Among the people this brings him into contact with are Gina (Ana Gasteyer, “Saturday Night Live”), a part-time therapist who runs the group; Kelly (Alice Wetterlund, “The Interview”), a pretty but clueless goofball; Gerry (Luka Jones, “The Campaign”), a tollbooth operator and social dropout; Richard (Brian Huskey, “Neighbors”), a tech employee convinced his wife is an abductee; and Margaret (Nancy Lenehan, “The New Adventures of Old Christine”), an amorous retirement home resident.

Father Doug (Oscar Nunez, “The Office”) runs the local church where this ragtag group of “experiencers” — the PC term for alien abductees — meets.

“You don’t want to say ‘abductee,’ ” cautioned Gasteyer with a laugh, “because you want to have some authorship over your own experience.

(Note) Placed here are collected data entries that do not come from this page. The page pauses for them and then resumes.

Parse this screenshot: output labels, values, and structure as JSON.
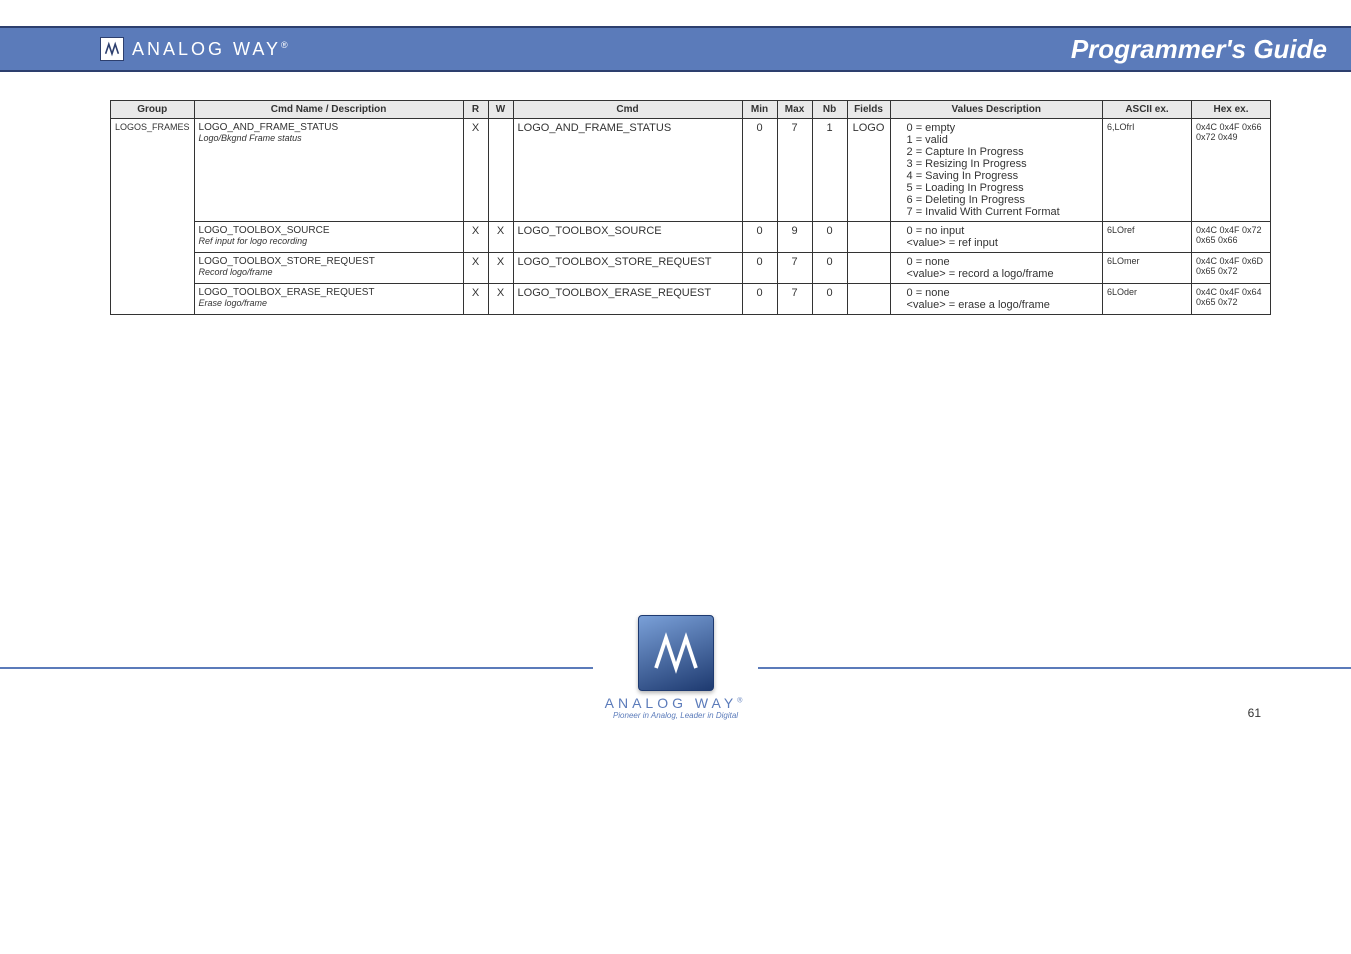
{
  "header": {
    "brand": "ANALOG WAY",
    "brand_suffix": "®",
    "title": "Programmer's Guide"
  },
  "table": {
    "headers": {
      "group": "Group",
      "name": "Cmd Name / Description",
      "r": "R",
      "w": "W",
      "cmd": "Cmd",
      "min": "Min",
      "max": "Max",
      "nb": "Nb",
      "fields": "Fields",
      "desc": "Values Description",
      "ascii": "ASCII ex.",
      "hex": "Hex ex."
    },
    "rows": [
      {
        "group": "LOGOS_FRAMES",
        "group_rowspan": 4,
        "name": "LOGO_AND_FRAME_STATUS",
        "name_sub": "Logo/Bkgnd Frame status",
        "r": "X",
        "w": "",
        "cmd": "LOGO_AND_FRAME_STATUS",
        "min": "0",
        "max": "7",
        "nb": "1",
        "fields": "LOGO",
        "desc_lines": [
          "0 = empty",
          "1 = valid",
          "2 = Capture In Progress",
          "3 = Resizing In Progress",
          "4 = Saving In Progress",
          "5 = Loading In Progress",
          "6 = Deleting In Progress",
          "7 = Invalid With Current Format"
        ],
        "ascii": "6,LOfrI",
        "hex": "0x4C 0x4F 0x66 0x72 0x49"
      },
      {
        "name": "LOGO_TOOLBOX_SOURCE",
        "name_sub": "Ref input for logo recording",
        "r": "X",
        "w": "X",
        "cmd": "LOGO_TOOLBOX_SOURCE",
        "min": "0",
        "max": "9",
        "nb": "0",
        "fields": "",
        "desc_lines": [
          "0 = no input",
          "<value> = ref input"
        ],
        "ascii": "6LOref",
        "hex": "0x4C 0x4F 0x72 0x65 0x66"
      },
      {
        "name": "LOGO_TOOLBOX_STORE_REQUEST",
        "name_sub": "Record logo/frame",
        "r": "X",
        "w": "X",
        "cmd": "LOGO_TOOLBOX_STORE_REQUEST",
        "min": "0",
        "max": "7",
        "nb": "0",
        "fields": "",
        "desc_lines": [
          "0 = none",
          "<value> = record a logo/frame"
        ],
        "ascii": "6LOmer",
        "hex": "0x4C 0x4F 0x6D 0x65 0x72"
      },
      {
        "name": "LOGO_TOOLBOX_ERASE_REQUEST",
        "name_sub": "Erase logo/frame",
        "r": "X",
        "w": "X",
        "cmd": "LOGO_TOOLBOX_ERASE_REQUEST",
        "min": "0",
        "max": "7",
        "nb": "0",
        "fields": "",
        "desc_lines": [
          "0 = none",
          "<value> = erase a logo/frame"
        ],
        "ascii": "6LOder",
        "hex": "0x4C 0x4F 0x64 0x65 0x72"
      }
    ]
  },
  "footer": {
    "brand": "ANALOG WAY",
    "brand_suffix": "®",
    "tagline": "Pioneer in Analog, Leader in Digital",
    "page": "61"
  }
}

It gives you more agency. It gives you less of a sense of having been violated.”

And Gina, Gasteyer’s character, has apparently been, well, violated.

“She’s a survivor herself and an experiencer herself,” the actress said. “Definitely has had her soul rattled and shaken by that experience and has enough training where she feels qualified to try to shepherd some of these people through their challenging time, though not as qualified as she would like to be. But that’s sort of the goal.”

Into this group comes Ozzie, who has an episode that leads him to believe he’s had alien contact.

“Ozzie goes in very skeptical of all of this,” Cenac said, “and then has a bit of an awakening when he thinks he’s maybe gone through a similar experience and I think questions not only the veracity of that, but if that’s true, then what does that make him? And so I think there’s a lot of sort of crisis of conscience personally as he struggles with that but also on a larger sense, ‘Oh yeah, this thing could have actually happened to me.’ ”

“People of Earth” was shot outside Toronto but the choice of the setting of Beacon, a historic Hudson Valley burg about 60 miles north of New York City, was not haphazard.

“Beacon actually has a huge number of experiencers,” Gasteyer said. “What do they call it? A cluster.”